28 и 29 июня на сцене Русского драматического театра состоится премьера спектакля «Пигмалион» по пьесе Бернарда Шоу. Для его постановки из Санкт-Петербурга был приглашен бывший главреж театра Евгений Зайд. Своими спектаклями режиссер приучает зрителя к увлекательной интриге, хорошей актерской игре и нестандартным режиссерским решениям. О творческих планах, впечатлениях от улан-удэнских зрителей и предназначении театра Евгений Зайд рассказал «Новой Бурятии».

– Евгений Иванович, расскажите о том, что представляет собой грядущая премьера?

– Спектакль «Пигмалион» – это спектакль о становлении личности. Пьеса рассказывает о профессоре фонетики Генри Хиггинсе, который заключил пари со своим новым знакомым – полковником Пикерингом, что сможет за несколько месяцев обучить цветочницу Элизу Дулиттл произношению и манерам общения в высшем обществе. В итоге вульгарная цветочница превратилась в настоящую настоящую леди. Смысл пьесы в том, что человек по своей сути ленив, нужно дать ему импульс, чтобы он ожил и двигался. Жанр постановки определен как роман-фантазия.

– Вы уже работали в Русском драматическом театре и даже были главным режиссером. Почему вы, уроженец Санкт-Петербурга, выбрали работу именно в Улан-Удэ?

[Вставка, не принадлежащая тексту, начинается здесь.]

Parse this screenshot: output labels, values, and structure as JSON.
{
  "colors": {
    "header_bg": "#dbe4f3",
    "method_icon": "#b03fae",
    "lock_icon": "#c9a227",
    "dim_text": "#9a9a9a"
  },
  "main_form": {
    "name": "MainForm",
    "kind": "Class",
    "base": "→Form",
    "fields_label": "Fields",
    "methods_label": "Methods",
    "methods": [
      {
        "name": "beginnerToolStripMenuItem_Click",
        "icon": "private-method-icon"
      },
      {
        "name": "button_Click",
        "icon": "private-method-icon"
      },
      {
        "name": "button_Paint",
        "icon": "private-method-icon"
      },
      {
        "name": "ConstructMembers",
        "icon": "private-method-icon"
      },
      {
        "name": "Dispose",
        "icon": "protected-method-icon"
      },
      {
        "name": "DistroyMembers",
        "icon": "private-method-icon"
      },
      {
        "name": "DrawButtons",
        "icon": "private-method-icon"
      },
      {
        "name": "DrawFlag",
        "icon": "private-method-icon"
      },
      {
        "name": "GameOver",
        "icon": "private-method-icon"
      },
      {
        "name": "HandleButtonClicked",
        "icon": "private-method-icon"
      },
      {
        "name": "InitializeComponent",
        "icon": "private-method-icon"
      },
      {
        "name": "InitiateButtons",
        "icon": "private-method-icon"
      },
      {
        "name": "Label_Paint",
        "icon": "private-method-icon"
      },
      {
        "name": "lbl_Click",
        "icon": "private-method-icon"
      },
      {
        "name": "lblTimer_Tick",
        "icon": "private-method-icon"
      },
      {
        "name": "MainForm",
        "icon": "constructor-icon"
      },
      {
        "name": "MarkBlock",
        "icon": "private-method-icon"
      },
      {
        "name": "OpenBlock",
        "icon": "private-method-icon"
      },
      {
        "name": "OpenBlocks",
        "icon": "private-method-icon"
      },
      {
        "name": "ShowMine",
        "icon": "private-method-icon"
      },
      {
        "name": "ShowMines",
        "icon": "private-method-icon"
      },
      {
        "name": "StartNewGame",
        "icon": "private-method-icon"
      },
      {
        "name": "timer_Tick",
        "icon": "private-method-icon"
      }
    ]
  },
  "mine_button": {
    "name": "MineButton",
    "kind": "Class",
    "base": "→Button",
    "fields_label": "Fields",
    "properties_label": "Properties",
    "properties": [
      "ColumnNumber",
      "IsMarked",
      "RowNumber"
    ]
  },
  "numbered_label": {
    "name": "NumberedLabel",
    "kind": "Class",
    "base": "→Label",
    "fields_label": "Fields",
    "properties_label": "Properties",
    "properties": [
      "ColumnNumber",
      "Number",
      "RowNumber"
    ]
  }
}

– Это первый театр, в котором я работал после окончания института. У меня была педагог, которая говорила, что набираться режиссерского опыта нужно на периферии, поскольку там можно не только спокойно работать и набивать руку, но и экспериментировать. Я ее послушал. В Бурятию прибыл в 2003 году. Все для меня было новым: театр, труппа. К тому же репертуарный театр диктовал свои законы. В течение двух лет мною было поставлено пять спектаклей в Улан-Удэ, я стал главным режиссером театра. Во время экзамена, который я сдавал с ребятами, работавшими рядом со столицей, обнаружилась колоссальная разница в постановках. Те годы, что я проработал в театре, оказались для меня нужными, полезными. Это первая любовь, которая не проходит с годами.

В прошлом году я уже участвовал в восстановлении постановки «On, ona, okno, pokojnik». В марте мне предложили поставить спектакль «Пигмалион». Я, честно говоря, задумался, справлюсь ли. Но сейчас в моей жизни романтический период: хотелось чего-то нежного, легкого, изящного, театрального, а не бега актеров на сцене, и я согласился.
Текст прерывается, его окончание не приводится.